Thankfully, thanks to CategoricalValues, we don't have to worry about new levels appearing in a test/validation set, since the train sets know all the levels!

ablaom commented 4 years ago

Do you also need a type (in another package) to handle continuous cyclic variables?

Yes, we also want this. My initial suggestion is to use complex numbers, but they would have to be wrapped to enforce the constraint that they have unit modulus (lie on the unit circle). This would be very natural because exponentiation would immediately deliver the trigonmetric representation we are after. This might already exist somewhere, I haven't really looked.

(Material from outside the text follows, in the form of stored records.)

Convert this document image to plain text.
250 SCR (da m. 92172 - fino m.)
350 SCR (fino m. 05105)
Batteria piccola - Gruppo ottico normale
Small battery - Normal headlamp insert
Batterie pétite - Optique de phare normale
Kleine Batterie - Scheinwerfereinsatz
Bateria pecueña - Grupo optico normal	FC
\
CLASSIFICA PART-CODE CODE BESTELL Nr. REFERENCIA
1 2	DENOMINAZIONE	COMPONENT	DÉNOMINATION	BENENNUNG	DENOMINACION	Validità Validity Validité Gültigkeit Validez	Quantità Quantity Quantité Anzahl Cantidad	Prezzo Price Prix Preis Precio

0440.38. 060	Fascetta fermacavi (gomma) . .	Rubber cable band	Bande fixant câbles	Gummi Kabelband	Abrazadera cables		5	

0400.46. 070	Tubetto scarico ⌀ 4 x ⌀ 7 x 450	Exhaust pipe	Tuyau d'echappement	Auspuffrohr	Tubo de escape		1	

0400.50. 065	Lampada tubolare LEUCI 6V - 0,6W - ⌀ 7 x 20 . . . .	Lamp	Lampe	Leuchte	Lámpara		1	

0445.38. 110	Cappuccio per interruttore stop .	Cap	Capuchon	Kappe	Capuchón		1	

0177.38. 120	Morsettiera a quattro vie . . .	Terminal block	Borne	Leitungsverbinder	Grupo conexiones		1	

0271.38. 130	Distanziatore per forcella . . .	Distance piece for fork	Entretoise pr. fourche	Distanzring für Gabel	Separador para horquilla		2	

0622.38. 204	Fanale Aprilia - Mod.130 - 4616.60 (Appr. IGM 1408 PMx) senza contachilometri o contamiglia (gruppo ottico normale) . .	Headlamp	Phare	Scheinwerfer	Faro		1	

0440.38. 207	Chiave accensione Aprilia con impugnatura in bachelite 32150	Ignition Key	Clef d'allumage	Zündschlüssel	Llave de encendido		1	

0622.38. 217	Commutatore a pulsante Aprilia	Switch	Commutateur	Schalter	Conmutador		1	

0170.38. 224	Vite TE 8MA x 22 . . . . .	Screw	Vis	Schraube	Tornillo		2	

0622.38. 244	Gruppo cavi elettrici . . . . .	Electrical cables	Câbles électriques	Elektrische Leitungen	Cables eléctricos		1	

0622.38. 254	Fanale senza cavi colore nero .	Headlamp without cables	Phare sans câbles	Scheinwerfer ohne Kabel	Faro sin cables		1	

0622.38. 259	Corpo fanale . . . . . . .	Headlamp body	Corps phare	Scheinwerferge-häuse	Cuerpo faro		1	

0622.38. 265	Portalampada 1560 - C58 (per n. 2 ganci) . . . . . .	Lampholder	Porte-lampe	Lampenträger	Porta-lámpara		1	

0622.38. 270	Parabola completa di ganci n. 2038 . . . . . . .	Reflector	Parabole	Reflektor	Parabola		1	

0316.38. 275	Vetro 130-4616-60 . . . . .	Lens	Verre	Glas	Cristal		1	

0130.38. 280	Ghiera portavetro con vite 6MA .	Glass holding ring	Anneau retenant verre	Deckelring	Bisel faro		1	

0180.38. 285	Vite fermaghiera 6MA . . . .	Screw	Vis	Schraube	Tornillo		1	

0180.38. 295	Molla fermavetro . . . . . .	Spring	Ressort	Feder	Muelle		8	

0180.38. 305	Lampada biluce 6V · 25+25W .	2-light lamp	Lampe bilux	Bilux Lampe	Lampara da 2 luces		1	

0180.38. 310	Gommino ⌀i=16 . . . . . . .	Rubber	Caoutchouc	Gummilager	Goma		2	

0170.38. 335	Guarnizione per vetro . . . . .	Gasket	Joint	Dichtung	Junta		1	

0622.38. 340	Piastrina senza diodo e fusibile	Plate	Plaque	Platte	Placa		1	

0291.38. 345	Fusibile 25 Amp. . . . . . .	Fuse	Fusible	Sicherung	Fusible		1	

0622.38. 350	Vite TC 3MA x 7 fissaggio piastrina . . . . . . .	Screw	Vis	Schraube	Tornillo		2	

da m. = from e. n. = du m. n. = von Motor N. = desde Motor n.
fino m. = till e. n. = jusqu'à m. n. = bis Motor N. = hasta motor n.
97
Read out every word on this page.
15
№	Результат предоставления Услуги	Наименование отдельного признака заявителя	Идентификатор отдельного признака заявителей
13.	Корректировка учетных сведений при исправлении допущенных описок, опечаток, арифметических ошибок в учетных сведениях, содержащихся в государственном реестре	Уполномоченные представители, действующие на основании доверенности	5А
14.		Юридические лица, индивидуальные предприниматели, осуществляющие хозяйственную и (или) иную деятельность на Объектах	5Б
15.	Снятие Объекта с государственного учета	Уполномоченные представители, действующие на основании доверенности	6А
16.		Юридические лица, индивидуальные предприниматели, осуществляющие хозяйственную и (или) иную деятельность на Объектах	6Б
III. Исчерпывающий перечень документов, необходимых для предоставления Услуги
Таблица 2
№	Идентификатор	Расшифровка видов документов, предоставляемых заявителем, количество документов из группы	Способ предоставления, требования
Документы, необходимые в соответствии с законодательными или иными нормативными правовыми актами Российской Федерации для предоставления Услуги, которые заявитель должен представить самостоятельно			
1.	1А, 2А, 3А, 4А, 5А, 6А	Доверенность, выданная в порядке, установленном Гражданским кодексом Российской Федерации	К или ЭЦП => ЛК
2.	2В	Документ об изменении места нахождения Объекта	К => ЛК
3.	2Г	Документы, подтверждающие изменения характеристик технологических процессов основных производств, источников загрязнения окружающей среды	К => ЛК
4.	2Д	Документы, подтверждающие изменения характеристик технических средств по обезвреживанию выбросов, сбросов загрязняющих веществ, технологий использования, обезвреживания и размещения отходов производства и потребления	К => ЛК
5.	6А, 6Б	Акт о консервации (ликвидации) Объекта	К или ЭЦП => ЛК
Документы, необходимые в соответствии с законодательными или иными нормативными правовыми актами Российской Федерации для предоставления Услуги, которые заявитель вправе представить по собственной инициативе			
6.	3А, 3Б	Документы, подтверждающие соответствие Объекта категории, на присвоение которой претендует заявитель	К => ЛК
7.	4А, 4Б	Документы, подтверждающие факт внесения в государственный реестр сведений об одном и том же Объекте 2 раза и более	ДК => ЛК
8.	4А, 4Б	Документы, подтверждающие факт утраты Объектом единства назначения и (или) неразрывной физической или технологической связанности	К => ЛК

bkamins commented 4 years ago

If new levels appear in an input feature to a supervised learning problem in production then one strategy is to

I agree :).

we don't have to worry about new levels appearing in a test/validation set, since the train sets know all the levels!

I do not know the MLJ pipelines in detail, but oftentimes test data set is taken from a different table than train and validation one.

nalimilan commented 4 years ago

OK, feel free to make a PR if you want to add support for marking a CategoricalPool/CategoricalValue/CategoricalArray as cyclic. Probably the best way to implement this is to use an enum instead of the ordered field. Not sure about the public API: should we use something like ordered!(x, CYCLIC) for that, or add another function? Since we have isordered returning a Bool, maybe better add another function.